CORK and Kerry have a combined waiting list of 1,578 children overdue an assessment for a suspected disability – 40% of the country’s overall figure.
And one Bandon mum is so desperate to get her son’s special needs officially assessed so she can avail of supports quickly, that she has taken out a credit union loan of €700 to pay for private assessment.
The two-and-a half year old toddler from Bandon, who has suspected autism, has been waiting nine months for his Assessment of Need (AON) which would give him access to things like an SNA at pre-school, as well as speech and occupational therapies.
Early intervention is known to be essential for maximum progression for children with autism. However, the West Cork mum is so frustrated at the lengthy wait, which legally should be started within three months of application, and completed in six, that she’s getting it done privately in Waterford.
‘My partner and I had no option but to put ourselves under this financial pressure. Without an official assessment, our son is completely blocked from getting supports. It’s a nightmare scenario,’ she said.

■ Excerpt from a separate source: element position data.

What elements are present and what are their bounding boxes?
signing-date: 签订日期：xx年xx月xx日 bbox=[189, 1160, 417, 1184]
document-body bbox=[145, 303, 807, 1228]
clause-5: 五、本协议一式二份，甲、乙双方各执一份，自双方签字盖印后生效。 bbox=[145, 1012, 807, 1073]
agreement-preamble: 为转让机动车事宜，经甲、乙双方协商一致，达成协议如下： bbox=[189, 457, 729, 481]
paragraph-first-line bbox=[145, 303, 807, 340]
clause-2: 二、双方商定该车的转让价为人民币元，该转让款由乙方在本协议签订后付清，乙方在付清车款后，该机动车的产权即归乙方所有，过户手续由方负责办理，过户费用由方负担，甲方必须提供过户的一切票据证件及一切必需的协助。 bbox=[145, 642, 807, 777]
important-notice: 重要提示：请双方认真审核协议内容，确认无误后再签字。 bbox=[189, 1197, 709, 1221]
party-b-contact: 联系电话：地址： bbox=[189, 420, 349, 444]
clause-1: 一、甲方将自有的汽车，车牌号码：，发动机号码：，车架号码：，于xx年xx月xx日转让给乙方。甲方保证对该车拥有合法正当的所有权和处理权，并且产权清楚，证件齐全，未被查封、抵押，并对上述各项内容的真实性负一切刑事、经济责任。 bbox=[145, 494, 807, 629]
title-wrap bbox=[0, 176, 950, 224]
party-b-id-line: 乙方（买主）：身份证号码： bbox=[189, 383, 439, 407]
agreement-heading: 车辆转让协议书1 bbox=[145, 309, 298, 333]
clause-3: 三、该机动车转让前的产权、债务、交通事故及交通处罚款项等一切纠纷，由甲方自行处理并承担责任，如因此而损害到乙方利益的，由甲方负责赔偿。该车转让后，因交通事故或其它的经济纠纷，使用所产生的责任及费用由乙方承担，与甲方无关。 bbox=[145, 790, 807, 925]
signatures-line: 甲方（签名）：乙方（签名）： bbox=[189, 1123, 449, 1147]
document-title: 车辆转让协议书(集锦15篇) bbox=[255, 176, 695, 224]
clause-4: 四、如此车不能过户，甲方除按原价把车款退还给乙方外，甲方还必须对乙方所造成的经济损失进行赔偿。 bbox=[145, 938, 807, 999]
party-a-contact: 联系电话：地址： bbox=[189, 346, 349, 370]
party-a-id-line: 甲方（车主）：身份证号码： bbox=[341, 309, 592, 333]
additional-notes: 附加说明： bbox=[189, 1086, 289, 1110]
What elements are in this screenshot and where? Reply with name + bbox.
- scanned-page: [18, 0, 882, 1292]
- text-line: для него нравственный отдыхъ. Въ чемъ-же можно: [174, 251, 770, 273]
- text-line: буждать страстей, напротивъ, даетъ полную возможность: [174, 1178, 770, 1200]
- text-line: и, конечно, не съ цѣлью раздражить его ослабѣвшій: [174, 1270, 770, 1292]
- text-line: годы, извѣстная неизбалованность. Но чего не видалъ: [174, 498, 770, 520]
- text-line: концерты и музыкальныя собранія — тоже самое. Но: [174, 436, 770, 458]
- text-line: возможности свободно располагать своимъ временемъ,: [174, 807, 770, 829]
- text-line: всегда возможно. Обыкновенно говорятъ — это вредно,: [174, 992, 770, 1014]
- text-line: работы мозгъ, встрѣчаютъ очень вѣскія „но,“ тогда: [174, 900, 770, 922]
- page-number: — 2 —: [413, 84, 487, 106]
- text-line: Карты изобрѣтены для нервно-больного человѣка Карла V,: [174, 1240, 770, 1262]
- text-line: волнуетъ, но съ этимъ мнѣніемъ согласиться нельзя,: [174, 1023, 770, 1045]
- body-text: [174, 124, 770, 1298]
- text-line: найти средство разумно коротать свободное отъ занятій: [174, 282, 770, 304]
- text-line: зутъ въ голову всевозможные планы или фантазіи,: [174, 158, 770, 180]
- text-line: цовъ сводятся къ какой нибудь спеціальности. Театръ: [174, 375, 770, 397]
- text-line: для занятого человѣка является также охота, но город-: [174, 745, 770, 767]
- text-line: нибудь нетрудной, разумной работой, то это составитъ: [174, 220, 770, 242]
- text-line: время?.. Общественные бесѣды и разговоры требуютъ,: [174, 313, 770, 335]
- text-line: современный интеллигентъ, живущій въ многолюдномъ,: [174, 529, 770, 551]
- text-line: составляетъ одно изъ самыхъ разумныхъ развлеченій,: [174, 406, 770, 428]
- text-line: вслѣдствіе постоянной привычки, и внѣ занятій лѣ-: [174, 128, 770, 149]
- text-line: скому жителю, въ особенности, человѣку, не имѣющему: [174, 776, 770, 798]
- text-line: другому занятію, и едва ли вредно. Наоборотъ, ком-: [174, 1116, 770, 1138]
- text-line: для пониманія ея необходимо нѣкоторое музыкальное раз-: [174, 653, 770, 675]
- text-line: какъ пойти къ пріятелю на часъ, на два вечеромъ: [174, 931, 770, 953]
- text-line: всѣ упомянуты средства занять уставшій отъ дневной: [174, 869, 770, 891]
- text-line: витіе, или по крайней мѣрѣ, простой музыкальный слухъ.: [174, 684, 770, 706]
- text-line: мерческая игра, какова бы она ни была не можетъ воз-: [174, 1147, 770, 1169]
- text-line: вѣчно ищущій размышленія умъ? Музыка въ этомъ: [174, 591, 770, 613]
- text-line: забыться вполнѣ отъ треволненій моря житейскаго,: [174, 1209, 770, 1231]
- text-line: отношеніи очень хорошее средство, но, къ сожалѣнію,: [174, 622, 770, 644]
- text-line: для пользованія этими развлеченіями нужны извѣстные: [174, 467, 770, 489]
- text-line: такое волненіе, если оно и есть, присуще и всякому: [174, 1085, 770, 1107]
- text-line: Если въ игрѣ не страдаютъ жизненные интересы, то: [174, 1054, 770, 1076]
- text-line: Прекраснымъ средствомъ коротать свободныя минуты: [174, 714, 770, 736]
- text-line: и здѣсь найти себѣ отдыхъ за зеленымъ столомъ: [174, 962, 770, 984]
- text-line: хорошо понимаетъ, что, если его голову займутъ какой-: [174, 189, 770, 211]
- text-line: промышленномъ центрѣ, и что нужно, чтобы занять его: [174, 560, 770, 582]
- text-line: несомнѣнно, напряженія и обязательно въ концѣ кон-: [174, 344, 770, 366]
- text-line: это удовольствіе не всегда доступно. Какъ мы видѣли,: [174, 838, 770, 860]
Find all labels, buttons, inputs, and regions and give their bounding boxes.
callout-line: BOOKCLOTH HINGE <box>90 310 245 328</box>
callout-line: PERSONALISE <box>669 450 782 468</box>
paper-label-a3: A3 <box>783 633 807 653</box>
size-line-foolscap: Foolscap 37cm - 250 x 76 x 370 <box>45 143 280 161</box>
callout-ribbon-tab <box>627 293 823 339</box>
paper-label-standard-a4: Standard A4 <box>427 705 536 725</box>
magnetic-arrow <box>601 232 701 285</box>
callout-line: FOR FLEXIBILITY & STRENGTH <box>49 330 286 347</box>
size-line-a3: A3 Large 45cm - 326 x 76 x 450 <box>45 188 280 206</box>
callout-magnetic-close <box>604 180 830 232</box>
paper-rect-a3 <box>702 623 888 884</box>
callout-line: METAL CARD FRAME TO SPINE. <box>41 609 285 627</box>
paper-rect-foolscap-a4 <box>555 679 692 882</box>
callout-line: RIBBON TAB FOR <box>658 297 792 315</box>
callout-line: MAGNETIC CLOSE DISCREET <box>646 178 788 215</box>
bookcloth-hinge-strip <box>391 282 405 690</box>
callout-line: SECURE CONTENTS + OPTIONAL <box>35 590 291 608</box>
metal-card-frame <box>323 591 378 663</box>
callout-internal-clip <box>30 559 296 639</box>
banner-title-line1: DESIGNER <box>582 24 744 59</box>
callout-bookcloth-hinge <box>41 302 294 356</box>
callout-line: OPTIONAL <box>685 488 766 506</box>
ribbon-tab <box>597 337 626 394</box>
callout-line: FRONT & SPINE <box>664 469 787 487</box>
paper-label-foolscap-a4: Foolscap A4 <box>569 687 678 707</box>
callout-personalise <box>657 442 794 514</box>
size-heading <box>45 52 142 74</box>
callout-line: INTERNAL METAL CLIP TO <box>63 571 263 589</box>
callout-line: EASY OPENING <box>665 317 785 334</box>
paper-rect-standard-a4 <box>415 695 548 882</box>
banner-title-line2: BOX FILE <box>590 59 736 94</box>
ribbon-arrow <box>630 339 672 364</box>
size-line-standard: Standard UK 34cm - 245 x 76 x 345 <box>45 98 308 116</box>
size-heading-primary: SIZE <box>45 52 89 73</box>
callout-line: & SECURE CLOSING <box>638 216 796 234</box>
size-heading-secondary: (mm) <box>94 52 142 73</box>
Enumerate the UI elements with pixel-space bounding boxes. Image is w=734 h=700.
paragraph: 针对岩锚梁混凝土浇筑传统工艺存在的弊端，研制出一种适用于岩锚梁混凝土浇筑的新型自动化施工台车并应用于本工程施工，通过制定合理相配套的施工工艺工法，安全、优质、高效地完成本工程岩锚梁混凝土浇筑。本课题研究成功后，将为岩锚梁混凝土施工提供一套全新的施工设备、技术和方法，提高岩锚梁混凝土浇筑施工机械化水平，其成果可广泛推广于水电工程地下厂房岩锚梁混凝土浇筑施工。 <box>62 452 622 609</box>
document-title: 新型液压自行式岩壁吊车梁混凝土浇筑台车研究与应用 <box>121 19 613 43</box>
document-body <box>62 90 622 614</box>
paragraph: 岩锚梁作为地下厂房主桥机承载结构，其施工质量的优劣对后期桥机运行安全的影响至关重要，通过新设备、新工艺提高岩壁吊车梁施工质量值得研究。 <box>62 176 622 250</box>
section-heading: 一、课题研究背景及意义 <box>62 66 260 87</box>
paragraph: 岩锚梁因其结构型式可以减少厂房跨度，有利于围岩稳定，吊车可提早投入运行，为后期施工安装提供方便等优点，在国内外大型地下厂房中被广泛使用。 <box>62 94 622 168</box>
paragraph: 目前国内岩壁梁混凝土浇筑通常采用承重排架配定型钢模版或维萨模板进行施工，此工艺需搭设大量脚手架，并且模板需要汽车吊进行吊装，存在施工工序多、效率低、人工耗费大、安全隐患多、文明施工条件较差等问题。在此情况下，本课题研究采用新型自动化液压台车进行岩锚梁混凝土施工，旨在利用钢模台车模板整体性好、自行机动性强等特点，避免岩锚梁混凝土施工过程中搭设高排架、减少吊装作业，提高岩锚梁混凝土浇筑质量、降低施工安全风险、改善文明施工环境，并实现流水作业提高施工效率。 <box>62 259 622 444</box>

An AON allows a child access things like specialist pre-schools, special classes or allow a school to apply for an SNA on their behalf. Some school places specifically require a HSE AON diagnosis.
Fianna Fáil spokesperson on Disability, local Deputy Margaret Murphy O’Mahony said without an AON, families were faced with a huge ‘road block.’ She described the waiting times as ‘cruel’ and said she’s seen first-hand the anguish and anxiety it is causing families in her constituency.
‘I can’t over-estimate the frustration and exhaustion I see among those who are waiting for what is their legal right under the Disability Act,’ she added.
The 2005 Disability Act states that the AON examination must commence within three months of an application, and completed within a further three months.
Claire Desmond, chairperson of Bandon Autism Group, has seen the delays being experienced by her members.
‘Our club is supporting around 10 families who are waiting for an official diagnosis. Many of them are pre-school age, but simply can’t go as they don’t have access to special supports,’ she said.
Deputy Murphy O’Mahony said she believed delays were caused by staffing levels: ‘We have been promised 129 teams every year for the past three years, and every year the HSE has failed to meet that target,’ she said.
The figures for children awaiting assessment were released to RTÉ by the HSE.